Extensive research indicates the existence of enthusiastic enclaves encompassing extreme couponing entrepreneurs. Throughout suburbs and trailer parks of North America reside coupon clippers and exchangers. We've seen them.
These fanatics think nothing of spending 5 hours at the supermarket and leaving with hundreds of bottles of hand soap for which they paid what normal sentient folks would suggest is a fair price for a packet of chewing gum.
How does it work?
A coupon represents a potential discount on a retail product. Marketers publish thousands of these rectangular come-ons in newspapers, color supplements, and mailers. Savvy advertisers understand very well the psyche of modern consumers: everyone wants a bargain. Even if we're all offered the same bargain, somehow a few cents deducted from a can of beans shines through as a holy grail of marketing strategies.
In theory and in practice, individual coupons are sufficient to draw consumers to stores. A fringe element always emerges. A few ambitious shoppers accumulate extreme counts of coupons and creatively combine them into massive discounts. Stuff can be 'purchased' for almost nothing. We're pretty sure that manufacturers prefer to turn a profit in the long run, but a labyrinth of in-store doubling, regional and local discounting, and fanatical internetworking conspire to create avenues for virtually free products.
Why is it a secret?
Visit any extreme couponing site on the Internet: invariably the details and secrets of the gurus will be hidden. Watch reality TV programs chronicling extreme trips to the supermarket: shoppers drag double-digit numbers of shopping carts containing triple-digit amounts of breakfast cereal boxes toward aging minivans, but the actual coupon application techniques and technologies remain a mystery.
We still don't know how they do it. We understand that they present colored pieces of paper to checkout clerks. A flurry of scanning and beeping occurs. The total balance declines until it barely covers the lunch special at Denny's. The first 5 or 10 times we witrness this process, it amazes. Eventually we realize that, like a dog staring at a washing machine, we know something's going on in there but we're not exactly sure what it is.
Perhaps extreme couponing actually obligates more intelligence than we first suspect. Admittedly, the concept of a full-time couponer does not bring to mind the academics of a rocket scientist or even a TV Weatherman. We envision a high school graduate with a broadband connection, a pair of scissors, and Oprah reruns in the background.
Are they addicts?
Does the level of commitment required to reduce one's grocery bills to pocket change rise to an addiction? Certainly, these people could choose more destructive pastimes such as knitting sweaters from dryer lint or writing fan fiction for Star Trek TNG. Collecting, cutting, and presenting coupons is mostly harmless, unless it detracts from the responsibilities of daily life.

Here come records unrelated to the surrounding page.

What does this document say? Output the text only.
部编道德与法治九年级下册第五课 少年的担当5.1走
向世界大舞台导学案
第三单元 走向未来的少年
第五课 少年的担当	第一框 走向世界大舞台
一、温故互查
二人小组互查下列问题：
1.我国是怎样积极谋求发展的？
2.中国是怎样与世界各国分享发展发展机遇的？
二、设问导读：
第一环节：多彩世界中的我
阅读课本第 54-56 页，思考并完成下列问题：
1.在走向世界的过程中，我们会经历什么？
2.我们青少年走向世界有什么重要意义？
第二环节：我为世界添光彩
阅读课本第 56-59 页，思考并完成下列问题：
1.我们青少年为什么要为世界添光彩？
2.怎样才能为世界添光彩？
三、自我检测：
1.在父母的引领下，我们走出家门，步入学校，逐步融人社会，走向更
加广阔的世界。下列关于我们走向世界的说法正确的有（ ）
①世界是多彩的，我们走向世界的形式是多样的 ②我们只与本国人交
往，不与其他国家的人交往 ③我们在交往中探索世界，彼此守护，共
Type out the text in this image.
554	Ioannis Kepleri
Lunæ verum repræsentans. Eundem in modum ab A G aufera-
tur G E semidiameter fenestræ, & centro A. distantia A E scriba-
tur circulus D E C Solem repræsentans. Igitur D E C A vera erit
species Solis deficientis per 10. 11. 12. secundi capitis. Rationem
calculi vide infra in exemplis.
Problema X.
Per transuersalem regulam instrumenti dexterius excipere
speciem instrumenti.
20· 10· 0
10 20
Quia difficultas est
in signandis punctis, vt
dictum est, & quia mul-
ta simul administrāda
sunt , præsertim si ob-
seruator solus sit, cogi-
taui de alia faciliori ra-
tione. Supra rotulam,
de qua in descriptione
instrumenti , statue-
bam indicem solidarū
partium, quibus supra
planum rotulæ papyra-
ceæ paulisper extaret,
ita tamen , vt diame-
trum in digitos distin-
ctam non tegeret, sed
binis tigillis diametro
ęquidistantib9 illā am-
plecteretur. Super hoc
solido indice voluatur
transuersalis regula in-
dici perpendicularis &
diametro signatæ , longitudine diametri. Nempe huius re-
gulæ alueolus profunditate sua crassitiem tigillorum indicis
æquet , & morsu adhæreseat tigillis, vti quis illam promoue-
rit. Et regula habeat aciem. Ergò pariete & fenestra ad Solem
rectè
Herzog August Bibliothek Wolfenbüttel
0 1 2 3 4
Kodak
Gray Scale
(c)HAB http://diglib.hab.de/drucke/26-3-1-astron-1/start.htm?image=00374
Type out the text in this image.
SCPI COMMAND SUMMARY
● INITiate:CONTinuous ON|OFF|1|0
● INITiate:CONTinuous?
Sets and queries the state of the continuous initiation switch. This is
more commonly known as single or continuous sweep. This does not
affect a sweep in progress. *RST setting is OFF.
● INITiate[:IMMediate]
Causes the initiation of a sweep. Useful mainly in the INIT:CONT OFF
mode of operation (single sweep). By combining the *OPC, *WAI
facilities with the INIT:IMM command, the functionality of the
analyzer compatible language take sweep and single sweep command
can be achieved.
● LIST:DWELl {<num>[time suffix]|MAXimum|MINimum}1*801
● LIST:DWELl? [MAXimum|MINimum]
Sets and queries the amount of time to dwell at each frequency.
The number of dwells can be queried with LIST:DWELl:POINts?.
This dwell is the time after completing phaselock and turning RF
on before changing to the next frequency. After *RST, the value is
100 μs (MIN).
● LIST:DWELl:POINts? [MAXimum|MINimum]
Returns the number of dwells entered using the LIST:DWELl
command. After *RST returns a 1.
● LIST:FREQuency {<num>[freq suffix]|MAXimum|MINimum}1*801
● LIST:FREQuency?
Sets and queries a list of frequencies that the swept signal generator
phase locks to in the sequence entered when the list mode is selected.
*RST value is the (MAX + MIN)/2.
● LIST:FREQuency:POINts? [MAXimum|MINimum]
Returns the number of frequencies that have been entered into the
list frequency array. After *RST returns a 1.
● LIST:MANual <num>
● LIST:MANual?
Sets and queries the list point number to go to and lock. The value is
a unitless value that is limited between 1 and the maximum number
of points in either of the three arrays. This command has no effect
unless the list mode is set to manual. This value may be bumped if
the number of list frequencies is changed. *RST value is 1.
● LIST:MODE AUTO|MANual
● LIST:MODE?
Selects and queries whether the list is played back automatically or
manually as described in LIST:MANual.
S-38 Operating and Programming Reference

We wonder if couponing represents a gateway activity. Self-destructive pastimes such as hoarding or hanging out in grocery stores could be the next step. Coming home from Kroger with a trunk full of ketchup bottles clearly implies that storage space must be allocated. Does it all fit underneath the bed, or must the family dog give up his corner of the basement? Will the aging minivan be relegated to the driveway in deference to the innumerable cans of cling peaches inhabiting the garage? Is the money saved through coupons eventually spent on shelving, cabinetry, and psychological evaluations for family pets?
What happens next?
Given the veritable plethora of cable-television channels, we surmise that extreme couponing will blossom into other areas of society. ESPN-EC will soon dominate the competitive aspects of clipping and redeeming coupons. Forward-thinking academia will configure college courses and even degree programs centered around the Art of the Discount.
Look for a national pizza chain to stop accepting money in any form: their wonderfully cheesy products will be available only through strategic combinations of coupons.
Entire economies of underdeveloped countries will soon be structured around coupons. Local marketplaces will feature local artisans offering hand-crafted coupon holders, scissors, magnifying glasses, and aging minivans.